Classes are conducted in a mezzanine that overlooks the store. To invoke curiosity, classes are broadcast on television monitors throughout the store. Zagara said satellite monitors will most likely be added in the Marlton unit as well, since -- with less than 10 miles between the two locations -- it is perfectly feasible for the customers to make the trip to the Mt. Laurel store after having caught a glimpse of the classes on the monitors.

Another new and successful addition is Cafe Z, Zagara's gourmet cafe featuring a coffee and juice bar, brick oven pizza, hot foods, a salad bar, and custom-made sandwiches.

For added convenience, consumers may enter the Cafe from inside the market or via a separate outside entrance designated for the Cafe. Zagara said this was done to reinforce the idea that Cafe Z is not just a place to stop for a quick bite while shopping, but a restaurant customers will want to come to even if they don't need to do any shopping. He added it has become quite a popular lunch spot for local business people.

The Cafe seats about 200 in total, 100 inside and 100 on an outdoor veranda. There is cooking done right on line with prepackaged meals available as well.

Come springtime, Zagara plans to host entertainment in the cafe and intends to bring in acts which compliment its upscale atmosphere.

"We've been thinking about readings involving food, acoustic guitars, maybe singles mixers," Zagara said. "The atmosphere is very conducive to [such gatherings]."

Though the new unit highlights fresh-prepared foods, Zagara's is a traditional market as well, offering more 300 types of fruits and vegetables, a kosher deli and more than 200 bulk items. The new location also features a large selection of international cheeses, of nearly 350 varieties of imported and domestic cheeses, as well as 25 varieties of pate, a dozen varieties of caviar and 32 varieties of olives. Here, and throughout the store, customers are assisted by staff associates, specially trained for their designated area. "There is a person in our enterprise [exclusively] responsible for training," said Zagara. "We partner with our vendors to get the most complete information and train our employees right from the beginning."

He added that their merchandising managers send newsletters to their staffs about what is new in the department and how to sell it.

Zagara said, with all its success, the Mount Laurel location will serve as a prototype for future sites, beginning with the upcoming Jenkintown location.

McGillan's Lebold agreed that the Jenkintown store, a project McGillan is also involved with, will resemble Mount Laurel to a large degree.

"The space itself is only slightly smaller, by a couple thousand square feet," he said. "But there are slight differences in the structure itself. We are dealing with a renovated building as opposed to a brand new building, causing us to work with what is already there instead of starting from scratch."

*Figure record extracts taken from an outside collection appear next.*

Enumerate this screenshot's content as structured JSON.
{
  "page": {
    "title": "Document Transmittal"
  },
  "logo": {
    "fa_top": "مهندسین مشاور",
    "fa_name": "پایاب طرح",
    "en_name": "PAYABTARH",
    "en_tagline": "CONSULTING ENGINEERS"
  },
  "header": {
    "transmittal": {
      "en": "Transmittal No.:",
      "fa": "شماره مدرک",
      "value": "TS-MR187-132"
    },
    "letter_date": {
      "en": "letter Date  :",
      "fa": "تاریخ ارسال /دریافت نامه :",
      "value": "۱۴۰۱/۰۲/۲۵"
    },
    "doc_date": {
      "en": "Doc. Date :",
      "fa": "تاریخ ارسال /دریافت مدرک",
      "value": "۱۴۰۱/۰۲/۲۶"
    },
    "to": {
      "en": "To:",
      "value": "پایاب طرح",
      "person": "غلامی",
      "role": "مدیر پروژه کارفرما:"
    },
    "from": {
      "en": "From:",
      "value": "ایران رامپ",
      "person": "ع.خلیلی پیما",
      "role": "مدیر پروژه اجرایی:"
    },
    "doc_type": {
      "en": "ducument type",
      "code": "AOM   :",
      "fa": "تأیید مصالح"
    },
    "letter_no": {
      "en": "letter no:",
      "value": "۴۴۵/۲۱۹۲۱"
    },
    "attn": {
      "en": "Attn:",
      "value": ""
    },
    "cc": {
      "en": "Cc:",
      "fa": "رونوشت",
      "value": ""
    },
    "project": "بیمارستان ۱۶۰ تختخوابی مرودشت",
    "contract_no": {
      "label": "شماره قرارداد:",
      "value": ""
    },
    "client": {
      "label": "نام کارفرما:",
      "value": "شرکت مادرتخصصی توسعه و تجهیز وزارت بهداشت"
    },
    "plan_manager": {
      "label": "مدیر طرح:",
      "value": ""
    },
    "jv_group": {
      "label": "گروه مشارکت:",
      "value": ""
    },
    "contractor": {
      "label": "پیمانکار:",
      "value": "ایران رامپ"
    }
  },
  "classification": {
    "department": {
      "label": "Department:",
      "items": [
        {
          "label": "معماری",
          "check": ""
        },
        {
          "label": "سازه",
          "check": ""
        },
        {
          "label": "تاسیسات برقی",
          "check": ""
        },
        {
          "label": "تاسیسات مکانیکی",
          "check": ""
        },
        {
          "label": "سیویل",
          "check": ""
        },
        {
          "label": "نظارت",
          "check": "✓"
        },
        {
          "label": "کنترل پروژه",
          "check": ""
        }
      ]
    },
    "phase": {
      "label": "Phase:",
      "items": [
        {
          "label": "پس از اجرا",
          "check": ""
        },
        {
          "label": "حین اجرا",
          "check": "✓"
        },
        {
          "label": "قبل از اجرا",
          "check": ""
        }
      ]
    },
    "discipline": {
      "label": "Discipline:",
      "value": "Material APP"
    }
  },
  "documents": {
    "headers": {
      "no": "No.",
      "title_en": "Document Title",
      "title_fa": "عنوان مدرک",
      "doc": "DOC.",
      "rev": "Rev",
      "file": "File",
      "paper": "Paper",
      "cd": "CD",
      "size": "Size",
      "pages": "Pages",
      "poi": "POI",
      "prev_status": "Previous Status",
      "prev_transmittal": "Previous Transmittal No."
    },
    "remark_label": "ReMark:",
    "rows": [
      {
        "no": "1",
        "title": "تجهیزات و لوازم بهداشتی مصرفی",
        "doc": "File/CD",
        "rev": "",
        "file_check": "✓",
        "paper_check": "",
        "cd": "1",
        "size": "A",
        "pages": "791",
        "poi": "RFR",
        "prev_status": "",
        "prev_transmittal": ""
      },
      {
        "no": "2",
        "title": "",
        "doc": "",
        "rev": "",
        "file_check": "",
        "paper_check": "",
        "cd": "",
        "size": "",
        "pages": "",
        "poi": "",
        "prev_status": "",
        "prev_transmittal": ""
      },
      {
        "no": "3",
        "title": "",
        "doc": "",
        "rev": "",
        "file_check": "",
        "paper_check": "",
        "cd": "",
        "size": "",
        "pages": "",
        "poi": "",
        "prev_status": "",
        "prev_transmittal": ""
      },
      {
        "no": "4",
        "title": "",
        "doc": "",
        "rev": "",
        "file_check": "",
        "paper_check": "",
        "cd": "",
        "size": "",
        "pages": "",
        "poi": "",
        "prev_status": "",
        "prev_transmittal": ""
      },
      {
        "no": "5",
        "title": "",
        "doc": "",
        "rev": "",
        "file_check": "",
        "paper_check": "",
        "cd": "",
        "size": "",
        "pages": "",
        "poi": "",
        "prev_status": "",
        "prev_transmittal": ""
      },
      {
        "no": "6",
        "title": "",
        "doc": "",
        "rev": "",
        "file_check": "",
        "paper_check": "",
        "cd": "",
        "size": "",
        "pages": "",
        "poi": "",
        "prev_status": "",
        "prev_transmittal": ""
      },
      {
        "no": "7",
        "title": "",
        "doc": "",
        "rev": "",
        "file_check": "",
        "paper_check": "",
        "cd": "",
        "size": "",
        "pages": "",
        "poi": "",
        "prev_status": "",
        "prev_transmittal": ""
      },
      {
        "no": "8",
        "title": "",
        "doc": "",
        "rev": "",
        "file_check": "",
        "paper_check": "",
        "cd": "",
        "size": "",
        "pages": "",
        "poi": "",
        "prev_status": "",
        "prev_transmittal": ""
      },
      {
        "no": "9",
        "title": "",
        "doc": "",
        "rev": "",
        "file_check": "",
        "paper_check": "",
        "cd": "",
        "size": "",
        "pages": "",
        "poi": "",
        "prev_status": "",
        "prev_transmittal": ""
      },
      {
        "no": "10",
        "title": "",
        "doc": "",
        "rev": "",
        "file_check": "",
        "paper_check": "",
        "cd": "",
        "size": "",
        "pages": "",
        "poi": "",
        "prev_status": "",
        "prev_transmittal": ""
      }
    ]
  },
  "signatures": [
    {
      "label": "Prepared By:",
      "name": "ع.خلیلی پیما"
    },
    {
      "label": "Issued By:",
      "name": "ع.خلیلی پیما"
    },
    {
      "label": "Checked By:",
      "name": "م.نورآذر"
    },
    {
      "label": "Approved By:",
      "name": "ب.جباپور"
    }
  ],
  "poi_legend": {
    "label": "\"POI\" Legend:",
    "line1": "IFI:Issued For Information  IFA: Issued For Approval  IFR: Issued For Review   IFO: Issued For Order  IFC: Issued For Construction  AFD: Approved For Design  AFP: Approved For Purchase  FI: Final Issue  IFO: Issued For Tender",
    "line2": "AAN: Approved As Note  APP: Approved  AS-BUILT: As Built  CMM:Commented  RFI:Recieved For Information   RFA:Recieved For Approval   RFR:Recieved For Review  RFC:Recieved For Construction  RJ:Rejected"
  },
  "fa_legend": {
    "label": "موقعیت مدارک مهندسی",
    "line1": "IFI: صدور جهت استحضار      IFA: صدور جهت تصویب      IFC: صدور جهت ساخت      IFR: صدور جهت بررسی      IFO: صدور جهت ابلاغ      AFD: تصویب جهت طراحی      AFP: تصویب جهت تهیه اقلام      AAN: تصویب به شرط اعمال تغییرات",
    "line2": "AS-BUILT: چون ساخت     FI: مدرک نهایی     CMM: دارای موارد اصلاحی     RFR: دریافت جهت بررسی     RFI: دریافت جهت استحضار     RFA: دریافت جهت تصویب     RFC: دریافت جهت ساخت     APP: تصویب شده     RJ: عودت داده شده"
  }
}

He added this has not been a problem and even believes the flow of the Jenkintown location to be a little better due to the shape of building. He also said they are adding man-made light to make up for a lack of natural light, noting Zagara likes his stores to feel airy and spacious.

"The Mount Laurel store has this terrific 30-foot-high clerestory giving it a great open feel," said Lebold. "In Jenkintown the clearance is only 18 to 20 feet. It's a big difference."